Although the group is classified as having been born approximately between 1980 and 2000–which means they're in that very age bracket that 70 percent of advisors are targeting–advisors as a group seem to have a blind spot if the buzzword "millennial" is mentioned.

There's another problem with that, too.

Since 71 percent of financial advisors responded that they plan to work for at least another 16 years, and 53 percent are planning on another two decades in the workforce, the fact that they're not focusing on millennials is problematic.

Who will their clients be?

More than half of advisors, the study found, who plan to work for more than 15 more years target millennials less than any other age group or not at all.

Also, 51 percent of advisors who plan to work for more than 20 years say they're targeting millennials less than any other age group or not at all.

Yet millennials will be hitting critical planning milestones over the next decade, and they're going to need help in achieving their goals.

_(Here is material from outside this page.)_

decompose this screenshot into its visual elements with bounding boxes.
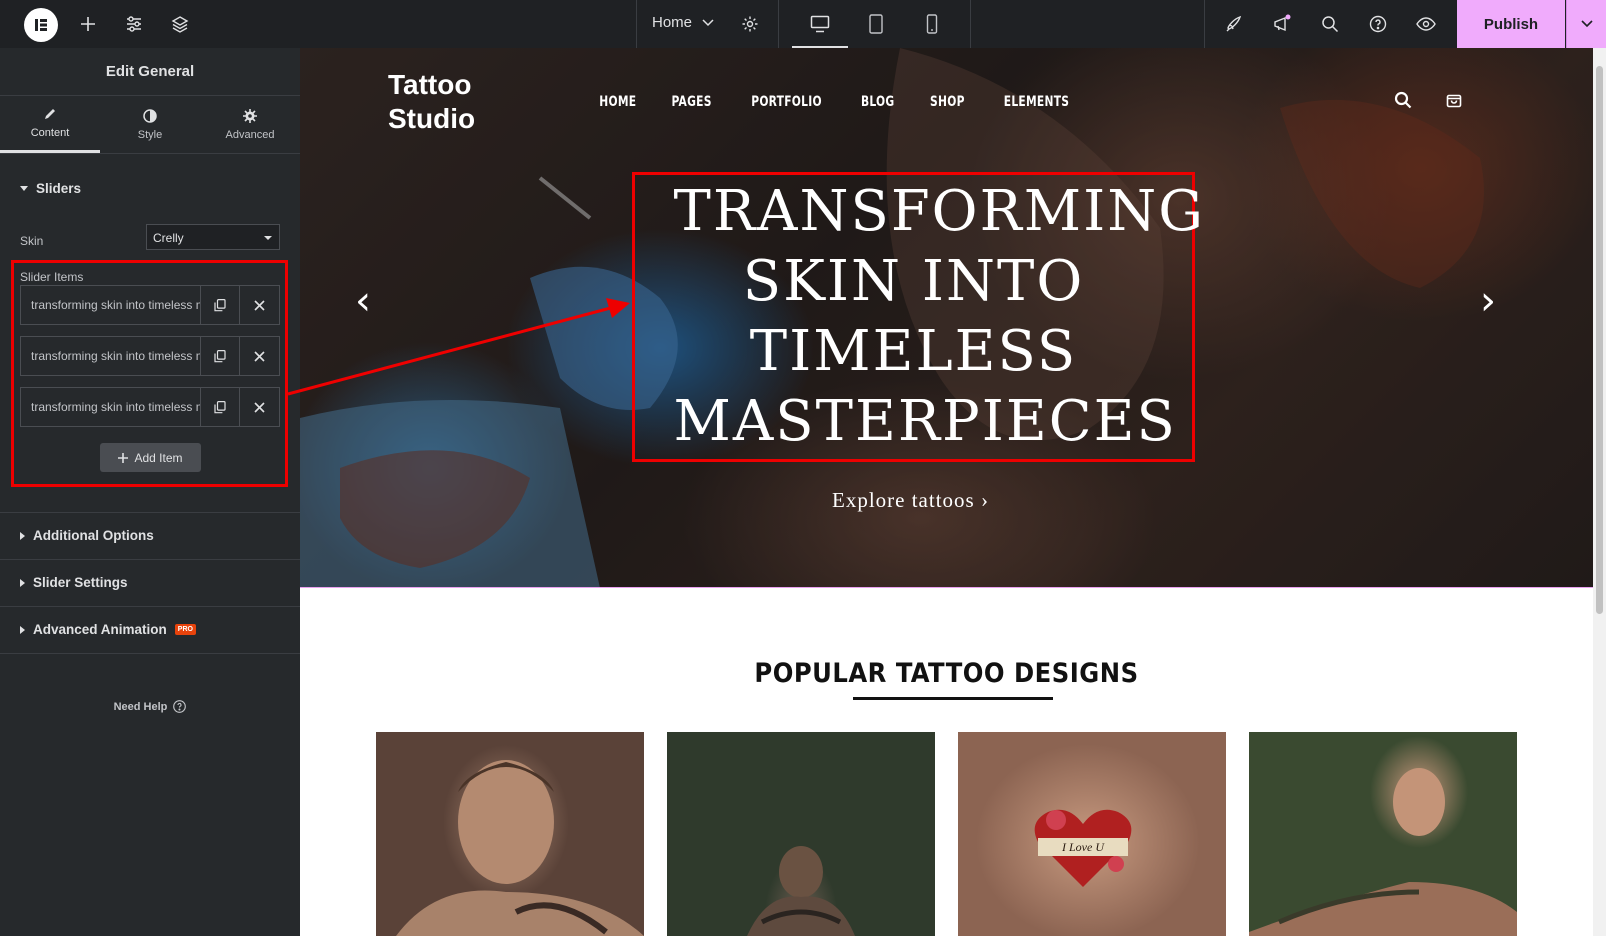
scrollbar-thumb[interactable] — [1596, 66, 1603, 614]
annotation-arrow — [287, 298, 630, 396]
canvas-scrollbar[interactable] — [1593, 48, 1606, 936]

The millennial issue aside, advisors are anticipating that clients will become considerably more fearful of losing their assets. Market volatility is keeping the majority of advisors worried (57 percent), followed by concerns over interest rates (51 percent) and international turmoil and what it does to markets globally (46 percent).

And 57 percent of financial advisors expect clients to become more risk averse in the next 12 months; that's an increase of 22 percent from 2014 (35 percent), and 40 percent more than in 2013 (17 percent).

When it comes to client anxiety about saving and investing, just 42 percent of advisors seem to be concerned, and even fewer—just 32 percent—are worried about bringing in the next generation of clients.

Inflation is the last of their worries, appearing on the radar screen of just nine percent of advisors.